We needed a place where there was no one else except the two of us. In Cox’s Bazar, for the first time, we got to know each other through every atom and molecule of our bodies. I had been looking at her with wide-eyed wonder, thinking about how extraordinary and unique a woman’s body can be. How close can one person come to another?

During our first encounter, I thought that if I were to die suddenly, it would be fine. This happiness would never end.

We were there for seven days. During this time, we occasionally went to the beach. We spent our middays at the Burmese Market. Fancy skillfully adorned herself. Slowly, she arranged her hair. She applied lipstick with great care. She neatly wore a sari. Each sari with a matching blouse. Like a heroine from a story, she called me and said, “Could you please fasten this bra hook for me?”

I chuckled to myself, wondering about who used to do this job before we married.

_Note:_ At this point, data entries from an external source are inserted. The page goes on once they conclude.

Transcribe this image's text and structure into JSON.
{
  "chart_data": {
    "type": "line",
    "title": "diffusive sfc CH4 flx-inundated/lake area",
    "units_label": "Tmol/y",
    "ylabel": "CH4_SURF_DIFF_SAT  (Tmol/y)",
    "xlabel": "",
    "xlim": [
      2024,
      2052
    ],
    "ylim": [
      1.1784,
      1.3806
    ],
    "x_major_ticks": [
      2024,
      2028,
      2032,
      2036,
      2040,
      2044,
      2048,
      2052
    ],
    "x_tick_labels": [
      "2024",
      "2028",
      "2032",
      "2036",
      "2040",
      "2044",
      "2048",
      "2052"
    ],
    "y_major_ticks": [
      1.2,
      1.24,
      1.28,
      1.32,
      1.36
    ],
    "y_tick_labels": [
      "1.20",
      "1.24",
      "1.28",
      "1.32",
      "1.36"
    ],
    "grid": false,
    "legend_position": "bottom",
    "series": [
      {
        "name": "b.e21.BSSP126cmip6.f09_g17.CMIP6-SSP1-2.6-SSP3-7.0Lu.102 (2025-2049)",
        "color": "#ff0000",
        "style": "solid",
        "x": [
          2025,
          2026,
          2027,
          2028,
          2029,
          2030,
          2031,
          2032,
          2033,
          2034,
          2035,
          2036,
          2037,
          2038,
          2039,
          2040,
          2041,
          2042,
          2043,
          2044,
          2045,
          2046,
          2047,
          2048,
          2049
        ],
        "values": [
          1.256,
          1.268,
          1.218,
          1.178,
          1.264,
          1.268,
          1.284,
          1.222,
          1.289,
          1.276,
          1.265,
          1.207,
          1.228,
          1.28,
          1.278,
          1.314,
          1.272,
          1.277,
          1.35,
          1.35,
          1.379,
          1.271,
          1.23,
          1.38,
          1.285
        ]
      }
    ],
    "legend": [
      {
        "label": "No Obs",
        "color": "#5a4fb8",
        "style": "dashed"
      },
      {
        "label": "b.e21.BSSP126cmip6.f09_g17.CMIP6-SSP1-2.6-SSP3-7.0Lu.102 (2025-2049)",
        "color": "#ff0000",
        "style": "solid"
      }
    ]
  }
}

These few days of the honeymoon seemed to pass in the blink of an eye.

After the wedding, Fancy moved to Dhaka with me. I left the hostel where I resided with other single men to live with her. We rented a small house in Shanti Nagar. It was a tiny house with just one room. A small veranda surrounded it, giving it the feel of a small drawing room. There were two plastic chairs on the veranda. Fancy decorated the house beautifully with plants and other household items.

After work, we would wander around Bailey Road or other markets. We enjoyed watching plays at the Women’s Association auditorium. We never missed any events at the World Literature Center. Occasionally, early in the morning, we would go for a walk at Ramna Park. It would be a quiet morning stroll, the roads free from the hustle and bustle. Groups of morning walkers and joggers could be seen occasionally. In the park, people were busy with group exercises.

This wonderful morning walk in Shanti Nagar was an added convenience for us. Despite many regional shortcomings — flooding, crowded roads, noise — we enjoyed these small pleasures.

When I went to the office, Fancy would stay home alone all day, so her mother sent a young girl to help her with household chores. This was a source of nuisance to me. When I returned home from work, Fancy would open the door, and I would carry her in my arms to the bed, then I would kiss her gently and affectionately — but then I could not continue because of the presence of the young maid in the tiny house.

To get the young maid out of the home, I would hand her some money and tell her to buy a box of matches from the grocery store, even though I didn’t smoke. Then, after she left, I would shower Fancy with affection.

In America, a young maid’s assistance was no longer available or affordable, and our mechanized way of life here took away much of our happiness. We both would desire to sleep together, but there was no way. I would need to be out driving my taxi, and she would need to work in the restaurant — it was work all the time. If I couldn’t drive, a lot of money would be lost because I had to make an advance payment to the car company.

So, against my will, I would get up early, give Fancy a quick kiss on the cheek and go to the bathroom. In just 10 minutes, I would be ready to leave, and I would head out to pick up my night-shift partner’s yellow cab.

I would open the car door and look back in Fancy’s direction, imagining that both of us were silently creating dreams in our minds, dreams of being back in Dhaka. Dreams of having a small apartment in Shanti Nagar and our own car. The small joys of Dhaka would welcome us once again; I was sure of it.

This all happened a long time ago. We never did move back to Dhaka. Instead, we made a life here in Queens. As our love grew, our dreams changed. We had a child, a daughter, who’s now a doctor.

I haven’t driven a taxi in a long time, but that taxi was our start. I guess you could call it the American dream.

Abdullah Zahid is a librarian in Queens.